Disclosure forms reveal that Democratic National Committee chair Debbie Wasserman Schultz, a member of Congress from Florida, previously held funds with investments in Swiss banks, foreign drug companies, and the state bank of India. This revelation comes mere days after the Democratic chair attacked presumptive Republican presidential candidate Mitt Romney for holding money in Swiss bank accounts in the past.
"Americans need to ask themselves, why does an American businessman need a Swiss bank account and secretive investments like that?" the DNC chair, a chief surrogate for President Obama's reelection team, said on Fox News Sunday two days ago. "Just something, a thought, that I'd like to leave folks with."
It's been a consistent theme of Obama's reelection strategy: Attack Romney for foreign investments he held, especially in Swiss bank accounts, "to try to promote his wealthy, out-of-touch businessman persona."
But disclosure forms reveal that in 2010, Wasserman Schultz invested between $1,001-$15,000 in a 401k retirement fund run by Davis Financial Fund. As the fund discloses, it is invested in the Julius Baer Group Ltd. and the State Bank of India GDR Ltd., as well as other financial, insurance, bank institutions.
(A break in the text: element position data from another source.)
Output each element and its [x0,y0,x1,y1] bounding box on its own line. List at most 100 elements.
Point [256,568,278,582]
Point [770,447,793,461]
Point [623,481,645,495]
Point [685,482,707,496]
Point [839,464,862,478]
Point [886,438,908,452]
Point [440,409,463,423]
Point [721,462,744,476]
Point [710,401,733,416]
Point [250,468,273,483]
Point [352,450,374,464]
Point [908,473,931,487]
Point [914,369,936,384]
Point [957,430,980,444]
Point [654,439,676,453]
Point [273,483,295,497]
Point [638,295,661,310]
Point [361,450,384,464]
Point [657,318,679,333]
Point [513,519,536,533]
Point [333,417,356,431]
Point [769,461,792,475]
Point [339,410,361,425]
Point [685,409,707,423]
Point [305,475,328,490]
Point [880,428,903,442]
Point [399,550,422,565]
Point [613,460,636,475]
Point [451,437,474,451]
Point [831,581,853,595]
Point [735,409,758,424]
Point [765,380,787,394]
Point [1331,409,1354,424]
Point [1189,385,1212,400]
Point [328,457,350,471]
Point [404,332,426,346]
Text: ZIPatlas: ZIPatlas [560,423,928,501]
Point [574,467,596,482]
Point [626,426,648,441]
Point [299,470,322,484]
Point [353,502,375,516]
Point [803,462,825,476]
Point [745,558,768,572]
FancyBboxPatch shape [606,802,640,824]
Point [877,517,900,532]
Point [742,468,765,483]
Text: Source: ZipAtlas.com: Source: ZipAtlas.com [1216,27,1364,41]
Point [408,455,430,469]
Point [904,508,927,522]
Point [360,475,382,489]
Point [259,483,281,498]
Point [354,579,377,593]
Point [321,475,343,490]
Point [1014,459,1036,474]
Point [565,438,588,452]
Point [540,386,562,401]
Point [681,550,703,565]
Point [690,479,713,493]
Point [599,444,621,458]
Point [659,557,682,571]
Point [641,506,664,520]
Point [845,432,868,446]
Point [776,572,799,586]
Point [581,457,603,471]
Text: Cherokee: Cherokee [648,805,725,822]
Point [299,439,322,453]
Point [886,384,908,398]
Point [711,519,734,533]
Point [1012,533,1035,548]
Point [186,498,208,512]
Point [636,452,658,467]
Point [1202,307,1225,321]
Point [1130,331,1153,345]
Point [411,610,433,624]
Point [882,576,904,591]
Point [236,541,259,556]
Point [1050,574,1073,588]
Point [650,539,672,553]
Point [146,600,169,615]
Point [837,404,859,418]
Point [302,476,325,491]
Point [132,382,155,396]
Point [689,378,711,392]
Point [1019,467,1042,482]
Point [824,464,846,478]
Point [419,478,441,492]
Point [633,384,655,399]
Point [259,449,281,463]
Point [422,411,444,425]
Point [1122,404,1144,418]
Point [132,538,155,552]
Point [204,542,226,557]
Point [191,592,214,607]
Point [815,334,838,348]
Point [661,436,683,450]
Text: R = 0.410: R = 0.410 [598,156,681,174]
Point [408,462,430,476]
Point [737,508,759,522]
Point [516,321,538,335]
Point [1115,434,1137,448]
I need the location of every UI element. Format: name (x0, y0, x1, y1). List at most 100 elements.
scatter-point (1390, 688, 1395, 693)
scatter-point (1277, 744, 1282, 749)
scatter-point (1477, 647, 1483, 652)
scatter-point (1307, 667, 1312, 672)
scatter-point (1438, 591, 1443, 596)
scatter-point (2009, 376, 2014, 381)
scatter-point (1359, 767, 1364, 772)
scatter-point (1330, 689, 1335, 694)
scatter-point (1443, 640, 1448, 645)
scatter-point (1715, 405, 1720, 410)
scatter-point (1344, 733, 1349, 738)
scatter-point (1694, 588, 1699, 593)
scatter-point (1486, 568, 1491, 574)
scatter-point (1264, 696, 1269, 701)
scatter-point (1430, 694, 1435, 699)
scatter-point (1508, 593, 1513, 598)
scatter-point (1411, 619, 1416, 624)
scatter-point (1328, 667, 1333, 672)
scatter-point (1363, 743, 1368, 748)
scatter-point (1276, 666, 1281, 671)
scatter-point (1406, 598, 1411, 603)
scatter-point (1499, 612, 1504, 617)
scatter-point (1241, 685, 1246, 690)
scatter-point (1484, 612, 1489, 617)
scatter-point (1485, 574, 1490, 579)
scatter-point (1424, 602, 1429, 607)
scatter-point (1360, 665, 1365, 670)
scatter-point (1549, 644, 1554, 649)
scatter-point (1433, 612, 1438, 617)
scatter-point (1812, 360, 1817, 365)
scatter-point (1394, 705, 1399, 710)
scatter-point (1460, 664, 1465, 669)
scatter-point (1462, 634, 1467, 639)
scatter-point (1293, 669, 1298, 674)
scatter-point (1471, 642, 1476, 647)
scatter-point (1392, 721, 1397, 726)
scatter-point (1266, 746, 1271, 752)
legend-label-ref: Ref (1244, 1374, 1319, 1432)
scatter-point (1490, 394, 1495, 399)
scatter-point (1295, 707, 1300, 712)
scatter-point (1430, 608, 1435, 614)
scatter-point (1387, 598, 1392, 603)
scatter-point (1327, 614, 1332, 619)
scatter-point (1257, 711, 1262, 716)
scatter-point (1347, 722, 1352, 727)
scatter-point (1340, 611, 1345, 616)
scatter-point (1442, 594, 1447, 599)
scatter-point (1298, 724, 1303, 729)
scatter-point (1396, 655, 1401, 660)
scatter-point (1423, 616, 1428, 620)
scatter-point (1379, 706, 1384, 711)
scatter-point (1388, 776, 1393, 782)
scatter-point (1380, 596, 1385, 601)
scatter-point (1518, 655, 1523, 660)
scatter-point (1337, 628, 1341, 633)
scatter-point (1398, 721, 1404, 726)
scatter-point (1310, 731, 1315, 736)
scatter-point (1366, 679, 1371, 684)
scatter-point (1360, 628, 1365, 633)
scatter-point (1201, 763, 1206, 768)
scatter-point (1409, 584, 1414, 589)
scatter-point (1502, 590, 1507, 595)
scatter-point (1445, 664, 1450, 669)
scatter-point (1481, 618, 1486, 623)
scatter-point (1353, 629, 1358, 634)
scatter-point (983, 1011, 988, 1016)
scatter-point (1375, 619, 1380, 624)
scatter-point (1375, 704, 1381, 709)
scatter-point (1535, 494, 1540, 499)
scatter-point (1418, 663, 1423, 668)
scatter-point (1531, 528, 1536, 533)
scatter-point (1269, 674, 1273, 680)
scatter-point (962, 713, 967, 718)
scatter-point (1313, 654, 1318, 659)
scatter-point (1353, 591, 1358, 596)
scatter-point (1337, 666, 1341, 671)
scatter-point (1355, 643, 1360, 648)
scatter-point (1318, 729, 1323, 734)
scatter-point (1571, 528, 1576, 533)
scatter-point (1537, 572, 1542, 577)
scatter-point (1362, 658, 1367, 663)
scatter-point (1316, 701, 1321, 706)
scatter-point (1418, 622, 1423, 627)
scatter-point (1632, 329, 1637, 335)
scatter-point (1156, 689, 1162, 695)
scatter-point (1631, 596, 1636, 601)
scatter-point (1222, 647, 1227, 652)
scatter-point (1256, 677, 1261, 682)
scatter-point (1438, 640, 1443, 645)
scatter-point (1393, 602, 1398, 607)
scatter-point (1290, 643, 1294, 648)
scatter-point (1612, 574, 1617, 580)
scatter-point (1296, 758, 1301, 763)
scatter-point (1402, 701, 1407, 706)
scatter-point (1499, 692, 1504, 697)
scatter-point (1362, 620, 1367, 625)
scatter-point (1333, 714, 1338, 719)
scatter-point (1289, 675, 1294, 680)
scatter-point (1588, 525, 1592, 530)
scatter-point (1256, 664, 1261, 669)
"The Julius Baer Group is the leading Swiss private banking group, focusing exclusively on the demands of sophisticated private clients, family offices and external asset managers from around the world," its website explains. "Bank Julius Baer is the principal operating company of the Julius Baer Group, with origins dating back to 1890. The rich Swiss heritage becomes manifest in the values for which the Bank stands, e.g. trustworthiness, accountability, discretion and expertise. However, at the same time Julius Baer is a modern, forward-looking company at the leading edge of a genuine growth industry."
Similarly, according to disclosure forms from 2004, Wasserman Schultz had holdings in the Fidelity Advisor Overseas Fund. That fund is invested in HSBC bank (a British financial institution), Hengdeli Holdings (a Hong Kong watch company), Novo Nordisk (a Danish drug company), Volkswagen (a German auto company), Rakuten (a Japanese shipping business), Richemont Cie Financiere (a Swiss luxury goods company), and many others.
To be clear, there is nothing in Debbie Wasserman Schultz's disclosure forms to suggest that the DNC chair invested in anything illegal. But it is clear that some of her holdings had investments overseas, in Swiss banks, foreign drug companies, the state bank of India, and many other overseas holdings.
The hypocrisy, though, is clear: The Democrats, as well as President Obama, hope to paint Romney as an out of touch man for holding money in overseas bank accounts, when in reality their own chairman, Wasserman Schultz, had overseas investments.
All this comes in addition to Wasserman Schultz's refusal to disclose her own tax returns, despite continuously calling on Romney to do so.